Saturday 22 December 2018

An old boardgame ... Armada.

The local 2nd hand shop is right across the local bakery, so every time I stop to buy fresh bread or pastries, I always pop in to check if there's anything useful for my wargaming habits.

So this is the latest acquisition (price: 2.5 Euro). A naval boardgame published in the late sixties called Armada. This is the Dutch version, hence the reference to the Zilvervloot (aka the Spanish Treasure Fleet).



The game itself is rather simple: each player has a number of ships, and you have to move them along the grid (the grid looks triangular, but since you move on vertices, it really is a hexagonal grid) to reach a destination port as soon as possible. Since players move ships in opposing directions across the board, you can also shoot at each other, taking out the enemy ships. As can be expected, the game has nothing to do with the actual history of the Spanish treasure fleet ... the theme is simply pasted on. Nothing new there, as we see this in many modern boardgames as well :-)

I doubt that I will ever the play game (the plastic model ships are nice though ... I can repaint them and use them in a proper naval game), but I was surprised to see a very nice mechanic for determining speeds of the ships relative to the wind direction.

In the middle of the game board there is a large plastic island containing a "compass" marker. There are 6 wind directions (determined by a die roll each turn). The nice bit is that the movement distances are indicated on the rotating compass marker, such that you can immediately read off the movement distances relative to the wind direction.

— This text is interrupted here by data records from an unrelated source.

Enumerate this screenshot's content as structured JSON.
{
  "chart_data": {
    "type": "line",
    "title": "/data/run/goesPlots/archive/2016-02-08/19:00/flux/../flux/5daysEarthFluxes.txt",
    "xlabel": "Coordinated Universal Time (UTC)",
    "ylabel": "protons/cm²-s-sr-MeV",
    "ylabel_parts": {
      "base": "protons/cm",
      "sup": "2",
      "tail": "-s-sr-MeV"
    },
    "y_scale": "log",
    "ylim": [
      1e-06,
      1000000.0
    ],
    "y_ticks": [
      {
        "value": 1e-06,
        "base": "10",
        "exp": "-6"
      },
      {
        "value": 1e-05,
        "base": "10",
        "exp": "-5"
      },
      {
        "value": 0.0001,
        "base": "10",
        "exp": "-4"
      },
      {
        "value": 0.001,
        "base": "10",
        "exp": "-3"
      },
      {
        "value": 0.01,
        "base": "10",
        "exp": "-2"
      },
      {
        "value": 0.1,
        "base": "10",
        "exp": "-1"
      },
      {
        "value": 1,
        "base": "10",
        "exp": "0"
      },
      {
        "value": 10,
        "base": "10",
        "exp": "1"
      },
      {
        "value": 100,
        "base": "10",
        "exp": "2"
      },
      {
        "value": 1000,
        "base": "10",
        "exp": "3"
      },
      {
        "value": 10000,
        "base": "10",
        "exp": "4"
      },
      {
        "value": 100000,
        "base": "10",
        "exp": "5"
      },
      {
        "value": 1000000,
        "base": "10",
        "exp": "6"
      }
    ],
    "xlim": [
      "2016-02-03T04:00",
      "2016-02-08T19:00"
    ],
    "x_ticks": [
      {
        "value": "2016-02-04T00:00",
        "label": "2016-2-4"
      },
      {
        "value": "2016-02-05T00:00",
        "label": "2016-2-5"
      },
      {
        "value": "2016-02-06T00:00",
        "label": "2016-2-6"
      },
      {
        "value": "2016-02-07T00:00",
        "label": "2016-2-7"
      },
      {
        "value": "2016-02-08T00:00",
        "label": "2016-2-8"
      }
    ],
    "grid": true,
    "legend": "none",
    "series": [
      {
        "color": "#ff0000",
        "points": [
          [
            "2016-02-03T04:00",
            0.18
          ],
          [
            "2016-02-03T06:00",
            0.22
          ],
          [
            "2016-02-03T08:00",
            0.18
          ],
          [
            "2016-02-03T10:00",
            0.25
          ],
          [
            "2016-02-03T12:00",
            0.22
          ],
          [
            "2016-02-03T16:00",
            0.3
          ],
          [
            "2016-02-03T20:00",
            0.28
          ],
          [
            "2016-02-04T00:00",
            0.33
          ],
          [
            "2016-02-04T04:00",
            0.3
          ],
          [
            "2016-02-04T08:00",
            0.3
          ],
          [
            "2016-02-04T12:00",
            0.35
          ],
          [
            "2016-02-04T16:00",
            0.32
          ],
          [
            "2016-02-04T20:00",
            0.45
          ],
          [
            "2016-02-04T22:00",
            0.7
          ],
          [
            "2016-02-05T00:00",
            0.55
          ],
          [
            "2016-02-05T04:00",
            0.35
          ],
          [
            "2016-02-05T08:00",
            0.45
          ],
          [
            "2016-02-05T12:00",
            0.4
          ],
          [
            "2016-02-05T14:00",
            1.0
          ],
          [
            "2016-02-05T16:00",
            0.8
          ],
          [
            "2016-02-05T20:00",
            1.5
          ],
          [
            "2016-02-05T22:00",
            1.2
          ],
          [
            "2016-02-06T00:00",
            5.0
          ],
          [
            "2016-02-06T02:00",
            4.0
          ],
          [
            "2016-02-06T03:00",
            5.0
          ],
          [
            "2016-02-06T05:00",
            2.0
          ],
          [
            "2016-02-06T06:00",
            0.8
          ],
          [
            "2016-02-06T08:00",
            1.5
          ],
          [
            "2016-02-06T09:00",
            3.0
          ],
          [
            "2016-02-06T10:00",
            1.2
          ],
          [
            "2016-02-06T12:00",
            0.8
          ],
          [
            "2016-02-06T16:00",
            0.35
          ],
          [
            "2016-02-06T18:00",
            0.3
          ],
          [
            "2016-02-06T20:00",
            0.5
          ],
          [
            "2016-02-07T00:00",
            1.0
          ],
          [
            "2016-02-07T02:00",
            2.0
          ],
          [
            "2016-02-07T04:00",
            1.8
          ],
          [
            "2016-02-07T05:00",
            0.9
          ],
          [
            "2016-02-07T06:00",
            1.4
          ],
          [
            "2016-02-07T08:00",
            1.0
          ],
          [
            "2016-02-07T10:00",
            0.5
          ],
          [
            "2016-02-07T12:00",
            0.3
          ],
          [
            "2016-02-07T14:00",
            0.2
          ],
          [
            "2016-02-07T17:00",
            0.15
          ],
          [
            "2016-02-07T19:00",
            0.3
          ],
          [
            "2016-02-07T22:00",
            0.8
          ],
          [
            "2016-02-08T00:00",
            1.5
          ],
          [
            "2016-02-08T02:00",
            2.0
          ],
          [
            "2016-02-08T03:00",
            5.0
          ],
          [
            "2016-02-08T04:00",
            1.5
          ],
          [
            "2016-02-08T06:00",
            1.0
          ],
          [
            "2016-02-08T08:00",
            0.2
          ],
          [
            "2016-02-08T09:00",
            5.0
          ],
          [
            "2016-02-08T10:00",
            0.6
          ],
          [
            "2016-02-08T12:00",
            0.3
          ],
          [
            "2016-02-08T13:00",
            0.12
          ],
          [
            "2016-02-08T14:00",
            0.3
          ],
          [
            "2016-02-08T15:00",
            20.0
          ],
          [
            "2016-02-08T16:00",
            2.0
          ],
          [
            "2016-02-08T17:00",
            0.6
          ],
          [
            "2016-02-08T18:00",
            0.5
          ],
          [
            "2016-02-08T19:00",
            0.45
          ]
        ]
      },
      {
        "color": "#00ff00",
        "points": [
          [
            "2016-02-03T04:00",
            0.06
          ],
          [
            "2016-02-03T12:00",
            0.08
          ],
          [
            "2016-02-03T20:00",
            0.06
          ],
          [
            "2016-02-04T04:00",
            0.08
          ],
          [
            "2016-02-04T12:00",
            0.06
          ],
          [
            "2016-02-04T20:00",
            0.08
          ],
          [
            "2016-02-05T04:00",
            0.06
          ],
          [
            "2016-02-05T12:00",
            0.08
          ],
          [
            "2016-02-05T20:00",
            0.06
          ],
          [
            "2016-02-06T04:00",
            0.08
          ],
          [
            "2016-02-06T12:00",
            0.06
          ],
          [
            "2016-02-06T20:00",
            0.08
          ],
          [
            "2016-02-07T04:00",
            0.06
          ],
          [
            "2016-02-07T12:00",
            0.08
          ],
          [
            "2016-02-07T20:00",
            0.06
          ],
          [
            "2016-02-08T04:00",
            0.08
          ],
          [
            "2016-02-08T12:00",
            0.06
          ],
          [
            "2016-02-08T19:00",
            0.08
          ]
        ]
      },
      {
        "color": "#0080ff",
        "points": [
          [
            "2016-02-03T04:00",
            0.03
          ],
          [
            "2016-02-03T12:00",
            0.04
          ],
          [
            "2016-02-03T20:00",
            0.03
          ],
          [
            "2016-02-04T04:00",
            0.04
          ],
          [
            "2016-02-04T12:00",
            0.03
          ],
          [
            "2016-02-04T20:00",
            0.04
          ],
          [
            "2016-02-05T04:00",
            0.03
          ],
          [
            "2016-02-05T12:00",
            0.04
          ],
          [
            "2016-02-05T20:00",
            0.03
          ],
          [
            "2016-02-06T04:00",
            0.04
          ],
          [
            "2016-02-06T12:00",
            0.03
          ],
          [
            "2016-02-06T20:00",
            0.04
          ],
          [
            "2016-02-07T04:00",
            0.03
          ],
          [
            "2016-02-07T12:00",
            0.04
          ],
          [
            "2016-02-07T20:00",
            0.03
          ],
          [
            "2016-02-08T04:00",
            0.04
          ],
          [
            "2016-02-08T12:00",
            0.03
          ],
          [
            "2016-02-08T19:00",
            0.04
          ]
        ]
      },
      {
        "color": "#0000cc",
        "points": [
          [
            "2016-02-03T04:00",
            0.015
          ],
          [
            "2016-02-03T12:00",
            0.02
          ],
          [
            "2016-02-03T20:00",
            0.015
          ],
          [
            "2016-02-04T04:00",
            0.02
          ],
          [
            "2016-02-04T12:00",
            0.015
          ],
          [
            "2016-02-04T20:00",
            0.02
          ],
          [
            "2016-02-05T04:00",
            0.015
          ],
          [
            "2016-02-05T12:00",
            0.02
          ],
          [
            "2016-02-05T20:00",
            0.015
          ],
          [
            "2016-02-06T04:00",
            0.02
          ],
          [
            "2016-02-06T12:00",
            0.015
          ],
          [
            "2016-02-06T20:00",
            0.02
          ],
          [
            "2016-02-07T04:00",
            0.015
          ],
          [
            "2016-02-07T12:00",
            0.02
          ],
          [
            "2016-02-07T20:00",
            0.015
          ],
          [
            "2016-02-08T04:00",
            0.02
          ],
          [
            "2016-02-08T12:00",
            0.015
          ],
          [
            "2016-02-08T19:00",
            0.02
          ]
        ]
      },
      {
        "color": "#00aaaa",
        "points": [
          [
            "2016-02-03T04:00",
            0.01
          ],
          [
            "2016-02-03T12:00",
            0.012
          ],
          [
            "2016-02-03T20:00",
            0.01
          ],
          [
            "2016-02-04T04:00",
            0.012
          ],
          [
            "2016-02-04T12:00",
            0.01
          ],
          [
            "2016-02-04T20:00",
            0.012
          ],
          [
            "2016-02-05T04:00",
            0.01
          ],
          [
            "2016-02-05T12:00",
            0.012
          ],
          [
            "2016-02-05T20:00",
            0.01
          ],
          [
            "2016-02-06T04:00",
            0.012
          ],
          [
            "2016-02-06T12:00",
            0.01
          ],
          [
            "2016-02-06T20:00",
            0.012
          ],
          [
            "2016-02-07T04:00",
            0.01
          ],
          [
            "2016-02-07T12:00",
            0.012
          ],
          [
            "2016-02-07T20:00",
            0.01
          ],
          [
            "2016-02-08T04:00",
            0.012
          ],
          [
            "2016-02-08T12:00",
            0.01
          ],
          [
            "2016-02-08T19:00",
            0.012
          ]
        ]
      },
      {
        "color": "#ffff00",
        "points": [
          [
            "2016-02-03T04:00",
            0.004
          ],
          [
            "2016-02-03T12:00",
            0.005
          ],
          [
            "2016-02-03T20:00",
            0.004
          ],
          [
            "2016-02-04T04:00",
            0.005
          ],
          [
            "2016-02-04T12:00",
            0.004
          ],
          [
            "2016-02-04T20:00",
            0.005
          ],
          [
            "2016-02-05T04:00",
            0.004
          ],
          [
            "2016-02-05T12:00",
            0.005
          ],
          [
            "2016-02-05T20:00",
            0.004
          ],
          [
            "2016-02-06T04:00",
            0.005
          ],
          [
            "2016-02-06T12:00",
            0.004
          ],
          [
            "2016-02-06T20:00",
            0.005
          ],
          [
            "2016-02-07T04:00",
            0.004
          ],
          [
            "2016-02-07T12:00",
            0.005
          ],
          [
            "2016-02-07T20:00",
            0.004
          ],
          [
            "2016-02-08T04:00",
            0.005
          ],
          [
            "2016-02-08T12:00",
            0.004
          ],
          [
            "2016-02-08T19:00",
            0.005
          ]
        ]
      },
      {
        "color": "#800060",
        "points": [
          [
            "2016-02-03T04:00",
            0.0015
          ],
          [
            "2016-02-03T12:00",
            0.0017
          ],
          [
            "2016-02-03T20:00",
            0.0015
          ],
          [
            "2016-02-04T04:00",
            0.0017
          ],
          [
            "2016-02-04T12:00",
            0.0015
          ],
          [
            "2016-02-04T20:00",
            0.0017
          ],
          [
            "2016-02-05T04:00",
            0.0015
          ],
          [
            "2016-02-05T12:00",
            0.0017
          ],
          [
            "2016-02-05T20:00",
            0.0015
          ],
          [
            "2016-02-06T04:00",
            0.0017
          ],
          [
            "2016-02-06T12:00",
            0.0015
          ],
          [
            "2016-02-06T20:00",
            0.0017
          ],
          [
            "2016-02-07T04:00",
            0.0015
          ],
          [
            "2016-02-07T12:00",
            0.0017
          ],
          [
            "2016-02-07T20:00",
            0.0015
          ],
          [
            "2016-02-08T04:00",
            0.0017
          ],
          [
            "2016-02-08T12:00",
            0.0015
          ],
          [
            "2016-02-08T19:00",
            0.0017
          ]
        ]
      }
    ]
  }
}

When the wind direction changes and the compass is rotated, these indicated movement distance rotate along as well, and so you never have to "compute" your relative bearing to the wind direction.

The picture below illustrates the idea. The wind direction is direction 3, and you can immediately see that when your ship moves on the grid in direction 5, you get to move a distance of 3 or 1 (2 distances, since merchants and warships move at different rates). Direction 6 does not allow movement at all (0 and 0).


There is a blue and a yellow compass as well, for different wind strengths. The numbers are slightly different, but I didn't check them out whether they all make "sense".



The entire mechanic looks very nice. You can of course do all this using tables and modifiers as well (as you would expect in a proper naval wargame), but having 3 different dials for wind strength, and having movement speeds on the dials such that they are always relative to the wind, struck me as a very clever idea.